Dear all,
(sorry if I’m double-posting - I tried posting it on the google group, but I don’t think it went through…)
I have coded a very simple hierarchical regression in Stan with 2 predictors that ran reasonably fast.
Then I tried to make the code generic so that I could use it for an arbitrary number of predictors (I tried to code it the way the manual suggests in the section on Linear Regression). While this still gave me the same parameter estimates (so something must be right), it took much longer (~3 times slower). I’m not sure why and whether there is anything I can do to speed it up?
Original model:
data {
int datp; //number of data points
vector[datp] y; //reaction time
int nsub; //number of subjects
int ntrs[nsub]; //number of trials for each person
int<lower=1> nregs; //number of regressors in this design (including constant)
matrix[datp,nregs] x; //design matrix - format: column 1:intercept, column 2: regressor, rows:datapoints for all subjects concatenated
int subID[datp]; //which subject each datapoint belongs to
}
parameters {
// group level inference parameters
vector[2] beta_mu; // constant (intercept) and effect of condition (slope)
// structured noise: differences between individual subjects
real<lower=0> sigma_e; //error sd per measurement
vector<lower=0>[2] sigma; //individual differences between people
vector[nsub] betas0; //RT adjustment for each person (intercept)
vector[nsub] betas1; //RT adjustment for slope
}
model {
real mu;
betas0 ~ normal(0,sigma[1]);
betas1 ~ normal(0,sigma[2]);
// Run regression
for (i in 1:datp){
mu = (beta_mu[1] + betas0[subID[i]])*x[i,1] + (beta_mu[2] + betas1[subID[i]])*x[i,2];
y[i] ~ lognormal(mu,sigma_e);
}
}
Here is the new model:
data {
int datp; //number of data points
vector[datp] y; //reaction time
int nsub; //number of subjects
int ntrs[nsub]; //number of trials for each person
int<lower=1> nregs; //number of regressors in this design (including constant)
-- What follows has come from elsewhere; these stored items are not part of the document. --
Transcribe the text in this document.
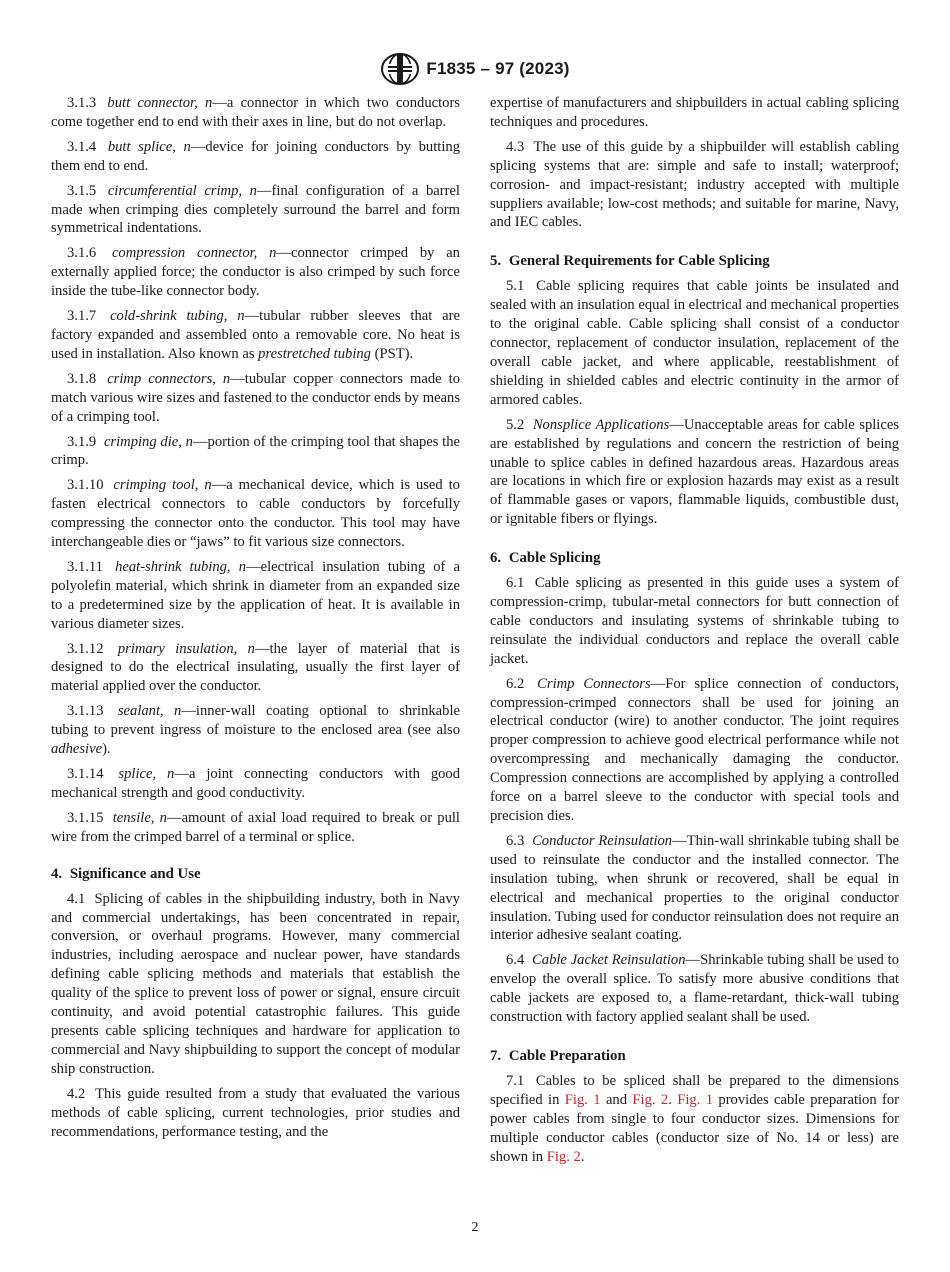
F1835 – 97 (2023)

3.1.3 butt connector, n—a connector in which two conductors come together end to end with their axes in line, but do not overlap.

3.1.4 butt splice, n—device for joining conductors by butting them end to end.

3.1.5 circumferential crimp, n—final configuration of a barrel made when crimping dies completely surround the barrel and form symmetrical indentations.

3.1.6 compression connector, n—connector crimped by an externally applied force; the conductor is also crimped by such force inside the tube-like connector body.

3.1.7 cold-shrink tubing, n—tubular rubber sleeves that are factory expanded and assembled onto a removable core. No heat is used in installation. Also known as prestretched tubing (PST).

3.1.8 crimp connectors, n—tubular copper connectors made to match various wire sizes and fastened to the conductor ends by means of a crimping tool.

3.1.9 crimping die, n—portion of the crimping tool that shapes the crimp.

3.1.10 crimping tool, n—a mechanical device, which is used to fasten electrical connectors to cable conductors by forcefully compressing the connector onto the conductor. This tool may have interchangeable dies or “jaws” to fit various size connectors.

3.1.11 heat-shrink tubing, n—electrical insulation tubing of a polyolefin material, which shrink in diameter from an expanded size to a predetermined size by the application of heat. It is available in various diameter sizes.

3.1.12 primary insulation, n—the layer of material that is designed to do the electrical insulating, usually the first layer of material applied over the conductor.

3.1.13 sealant, n—inner-wall coating optional to shrinkable tubing to prevent ingress of moisture to the enclosed area (see also adhesive).

3.1.14 splice, n—a joint connecting conductors with good mechanical strength and good conductivity.

3.1.15 tensile, n—amount of axial load required to break or pull wire from the crimped barrel of a terminal or splice.

4. Significance and Use

4.1 Splicing of cables in the shipbuilding industry, both in Navy and commercial undertakings, has been concentrated in repair, conversion, or overhaul programs. However, many commercial industries, including aerospace and nuclear power, have standards defining cable splicing methods and materials that establish the quality of the splice to prevent loss of power or signal, ensure circuit continuity, and avoid potential catastrophic failures. This guide presents cable splicing techniques and hardware for application to commercial and Navy shipbuilding to support the concept of modular ship construction.

4.2 This guide resulted from a study that evaluated the various methods of cable splicing, current technologies, prior studies and recommendations, performance testing, and the

expertise of manufacturers and shipbuilders in actual cabling splicing techniques and procedures.

4.3 The use of this guide by a shipbuilder will establish cabling splicing systems that are: simple and safe to install; waterproof; corrosion- and impact-resistant; industry accepted with multiple suppliers available; low-cost methods; and suitable for marine, Navy, and IEC cables.

5. General Requirements for Cable Splicing

5.1 Cable splicing requires that cable joints be insulated and sealed with an insulation equal in electrical and mechanical properties to the original cable. Cable splicing shall consist of a conductor connector, replacement of conductor insulation, replacement of the overall cable jacket, and where applicable, reestablishment of shielding in shielded cables and electric continuity in the armor of armored cables.

5.2 Nonsplice Applications—Unacceptable areas for cable splices are established by regulations and concern the restriction of being unable to splice cables in defined hazardous areas. Hazardous areas are locations in which fire or explosion hazards may exist as a result of flammable gases or vapors, flammable liquids, combustible dust, or ignitable fibers or flyings.

6. Cable Splicing

6.1 Cable splicing as presented in this guide uses a system of compression-crimp, tubular-metal connectors for butt connection of cable conductors and insulating systems of shrinkable tubing to reinsulate the individual conductors and replace the overall cable jacket.

6.2 Crimp Connectors—For splice connection of conductors, compression-crimped connectors shall be used for joining an electrical conductor (wire) to another conductor. The joint requires proper compression to achieve good electrical performance while not overcompressing and mechanically damaging the conductor. Compression connections are accomplished by applying a controlled force on a barrel sleeve to the conductor with special tools and precision dies.

6.3 Conductor Reinsulation—Thin-wall shrinkable tubing shall be used to reinsulate the conductor and the installed connector. The insulation tubing, when shrunk or recovered, shall be equal in electrical and mechanical properties to the original conductor insulation. Tubing used for conductor reinsulation does not require an interior adhesive sealant coating.

6.4 Cable Jacket Reinsulation—Shrinkable tubing shall be used to envelop the overall splice. To satisfy more abusive conditions that cable jackets are exposed to, a flame-retardant, thick-wall tubing construction with factory applied sealant shall be used.

7. Cable Preparation

7.1 Cables to be spliced shall be prepared to the dimensions specified in Fig. 1 and Fig. 2. Fig. 1 provides cable preparation for power cables from single to four conductor sizes. Dimensions for multiple conductor cables (conductor size of No. 14 or less) are shown in Fig. 2.

2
matrix[datp,nregs] x; //design matrix - format: column 1:intercept, column 2: regressor, rows:datapoints for all subjects concatenated
int subID[datp]; //which subject each datapoint belongs to
}
parameters{
vector[nregs] beta_mu; // group level paras
vector<lower=0>[nregs] sigma; // individual differences
real<lower=0> sigma_e; //error sd per measurement
vector[nsub] betasRaw[nregs];
}
// To do a non-centered distribution,this speeds up the sampling
transformed parameters{
vector[nsub] betas[nregs];
for (ir in 1:nregs){
betas[ir] = beta_mu[ir]+sigma[ir]*betasRaw[ir];}
}
// This block runs the actual model
model {
real mu;
//Individual subject
for (ir in 1:nregs){
betasRaw[ir] ~ normal(0,1);
}
// Run the regression
for (i in 1:datp){
mu=to_vector(betas[:,subID[i]])’*x[i]’;
y[i] ~ lognormal(mu,sigma_e);
}
}